Strike Two.

I received the following by email, only after I sent out an email this morning:

I’m sorry, ... , but another candidate was selected – thank you for inquiring.

What a trite, inconsiderate, hollow email. Was my candidacy not worth, at the very least, a personal phone call? I have a feeling had I not emailed the schmucks, I would still be sitting hear, wondering and hoping that I may have a job. Unprofessional assholes.

That's the second time I've been a so-called finalist and have been passed up. What the hell do you have to do to get a job around here? Pearl necklaces don't work, diamond hoop earrings don't work. Fuck it. Next interview, I'm going in wearing jeans, a hoodie, plaid Chucks and my hair back in a ponytail.

I'm am somewhere between a scream, punching a wall and curling up into the fetal position and crying until I choke on my own misery.

Dad said it's darkest before dawn.
Well it's pretty damn dark at the moment.


Christopher Copeland said...

Try a button up teacher sweater and a bun in your hair.


Seriously, that sucks and I am sorry it didn't work out. You deserve to own a school by now.

PS. I will be emailing soon with my remarks about Klosterman. I am loving it!!!!!!!!!!!!!!!!!!!

meli said...

lame. i hate inconsiderate people! you prob intimidated them. maybe you should ugly/nerd yourself up for the next one. or perhaps the hot for teacher look? i'm sorry they're soooo lame.

a. pinkroom said...

I think you should shave your head, pierce several facial features, and get a tattoo of a snake on your neck.
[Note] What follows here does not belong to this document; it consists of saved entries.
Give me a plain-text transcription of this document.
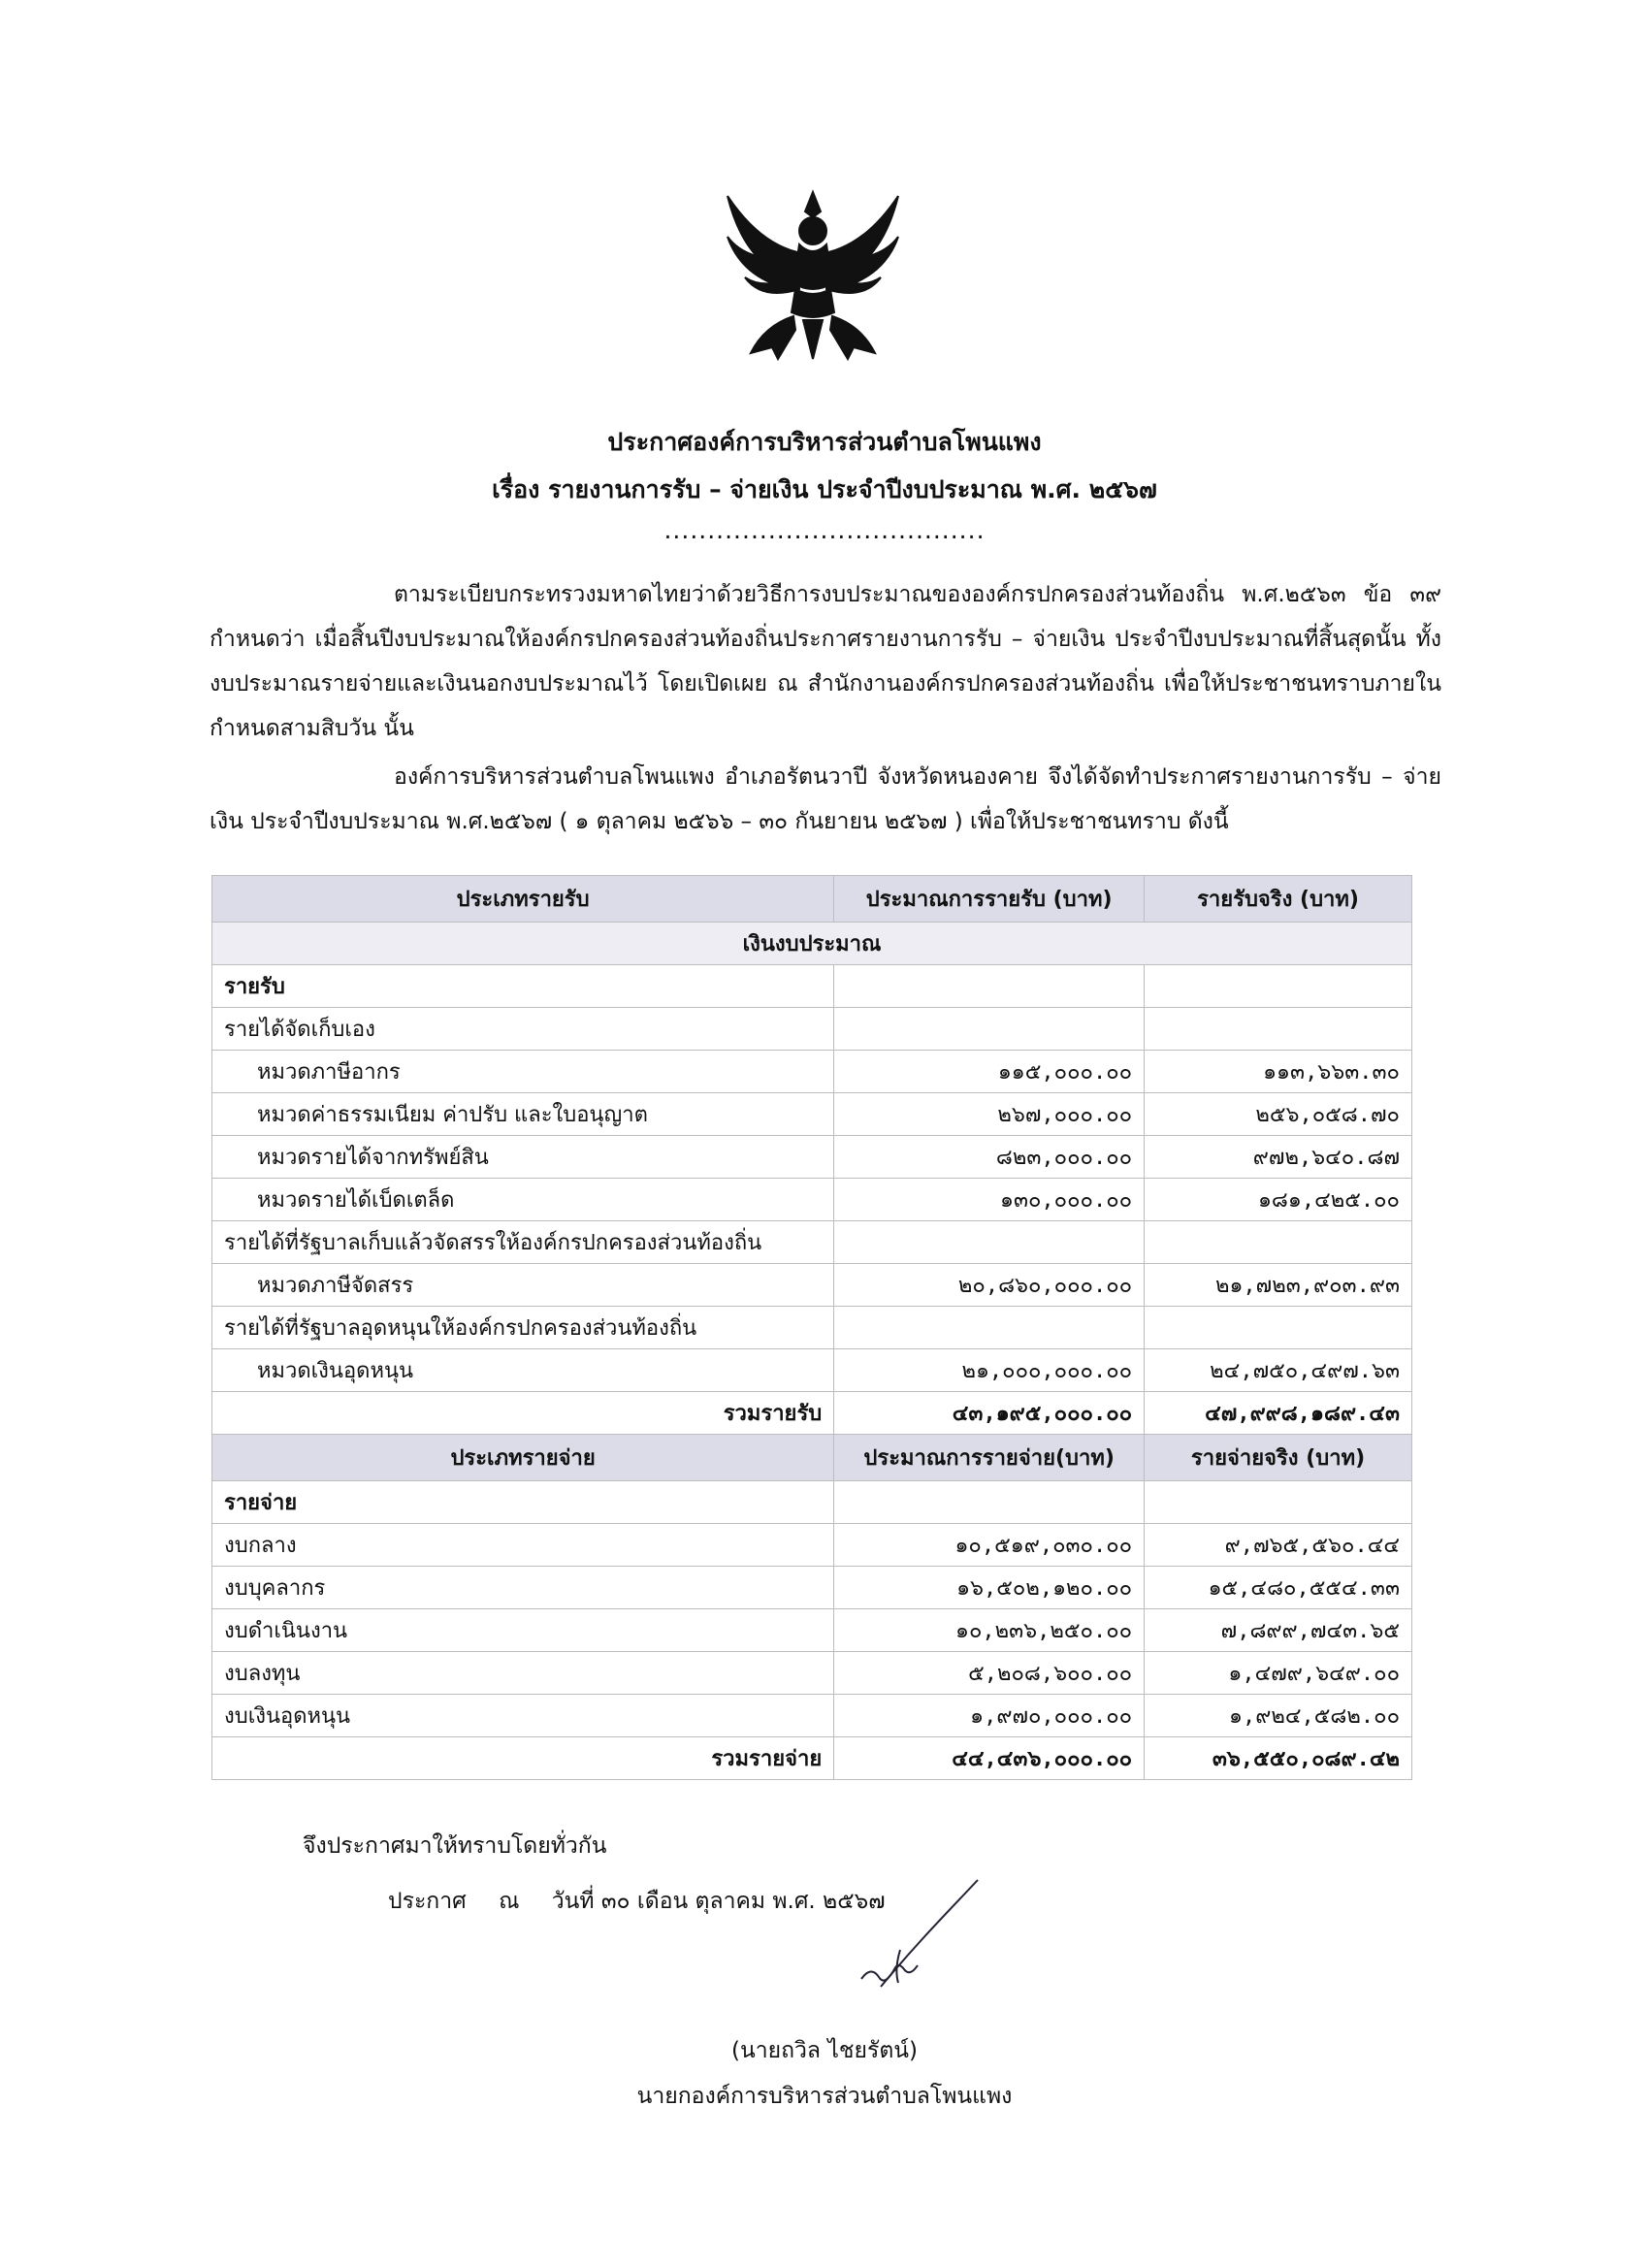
ประกาศองค์การบริหารส่วนตำบลโพนแพง
เรื่อง รายงานการรับ – จ่ายเงิน ประจำปีงบประมาณ พ.ศ. ๒๕๖๗
.....................................
ตามระเบียบกระทรวงมหาดไทยว่าด้วยวิธีการงบประมาณขององค์กรปกครองส่วนท้องถิ่น พ.ศ.๒๕๖๓ ข้อ ๓๙ กำหนดว่า เมื่อสิ้นปีงบประมาณให้องค์กรปกครองส่วนท้องถิ่นประกาศรายงานการรับ – จ่ายเงิน ประจำปีงบประมาณที่สิ้นสุดนั้น ทั้งงบประมาณรายจ่ายและเงินนอกงบประมาณไว้ โดยเปิดเผย ณ สำนักงานองค์กรปกครองส่วนท้องถิ่น เพื่อให้ประชาชนทราบภายในกำหนดสามสิบวัน นั้น
องค์การบริหารส่วนตำบลโพนแพง อำเภอรัตนวาปี จังหวัดหนองคาย จึงได้จัดทำประกาศรายงานการรับ – จ่ายเงิน ประจำปีงบประมาณ พ.ศ.๒๕๖๗ ( ๑ ตุลาคม ๒๕๖๖ – ๓๐ กันยายน ๒๕๖๗ ) เพื่อให้ประชาชนทราบ ดังนี้
ประเภทรายรับ	ประมาณการรายรับ (บาท)	รายรับจริง (บาท)
เงินงบประมาณ		
รายรับ		
รายได้จัดเก็บเอง		
หมวดภาษีอากร	๑๑๕,๐๐๐.๐๐	๑๑๓,๖๖๓.๓๐
หมวดค่าธรรมเนียม ค่าปรับ และใบอนุญาต	๒๖๗,๐๐๐.๐๐	๒๕๖,๐๕๘.๗๐
หมวดรายได้จากทรัพย์สิน	๘๒๓,๐๐๐.๐๐	๙๗๒,๖๔๐.๘๗
หมวดรายได้เบ็ดเตล็ด	๑๓๐,๐๐๐.๐๐	๑๘๑,๔๒๕.๐๐
รายได้ที่รัฐบาลเก็บแล้วจัดสรรให้องค์กรปกครองส่วนท้องถิ่น		
หมวดภาษีจัดสรร	๒๐,๘๖๐,๐๐๐.๐๐	๒๑,๗๒๓,๙๐๓.๙๓
รายได้ที่รัฐบาลอุดหนุนให้องค์กรปกครองส่วนท้องถิ่น		
หมวดเงินอุดหนุน	๒๑,๐๐๐,๐๐๐.๐๐	๒๔,๗๕๐,๔๙๗.๖๓
รวมรายรับ	๔๓,๑๙๕,๐๐๐.๐๐	๔๗,๙๙๘,๑๘๙.๔๓
ประเภทรายจ่าย	ประมาณการรายจ่าย(บาท)	รายจ่ายจริง (บาท)
รายจ่าย		
งบกลาง	๑๐,๕๑๙,๐๓๐.๐๐	๙,๗๖๕,๕๖๐.๔๔
งบบุคลากร	๑๖,๕๐๒,๑๒๐.๐๐	๑๕,๔๘๐,๕๕๔.๓๓
งบดำเนินงาน	๑๐,๒๓๖,๒๕๐.๐๐	๗,๘๙๙,๗๔๓.๖๕
งบลงทุน	๕,๒๐๘,๖๐๐.๐๐	๑,๔๗๙,๖๔๙.๐๐
งบเงินอุดหนุน	๑,๙๗๐,๐๐๐.๐๐	๑,๙๒๔,๕๘๒.๐๐
รวมรายจ่าย	๔๔,๔๓๖,๐๐๐.๐๐	๓๖,๕๕๐,๐๘๙.๔๒
จึงประกาศมาให้ทราบโดยทั่วกัน
ประกาศ ณ วันที่ ๓๐ เดือน ตุลาคม พ.ศ. ๒๕๖๗
(นายถวิล ไชยรัตน์)
นายกองค์การบริหารส่วนตำบลโพนแพง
Think of writers and how many rejection slips they get. Something will happen. Do an inspiration board!

And go buy yourself something pretty and useless.

a. pinkroom said...

Forgive me if I said this before, but it seems to stick in my mind...

I feel like these doors that are closing for you seem to be like the rejection letters writers get. You are a teacher, there is no doubt about that. Teaching is your "poetry". You strive to be better at it. You miss it when it's not there. You feel complete when you are doing it. And the thing is...this is just a series of rejection letters that you have to tack up to your wall...stick up your finger at them...and say, "F**K YOU!" Then take a shot and sit down with the Job section of the newspaper.

They are the magazine that didn't fit your style. And as long as you keep at it, you will find a school that "gets" what it is you are trying to do. And then it will all have been worth it. Because you'll be happy to see yourself at that school (in print).

But through all of this, Ilene, please, don't forget the shot.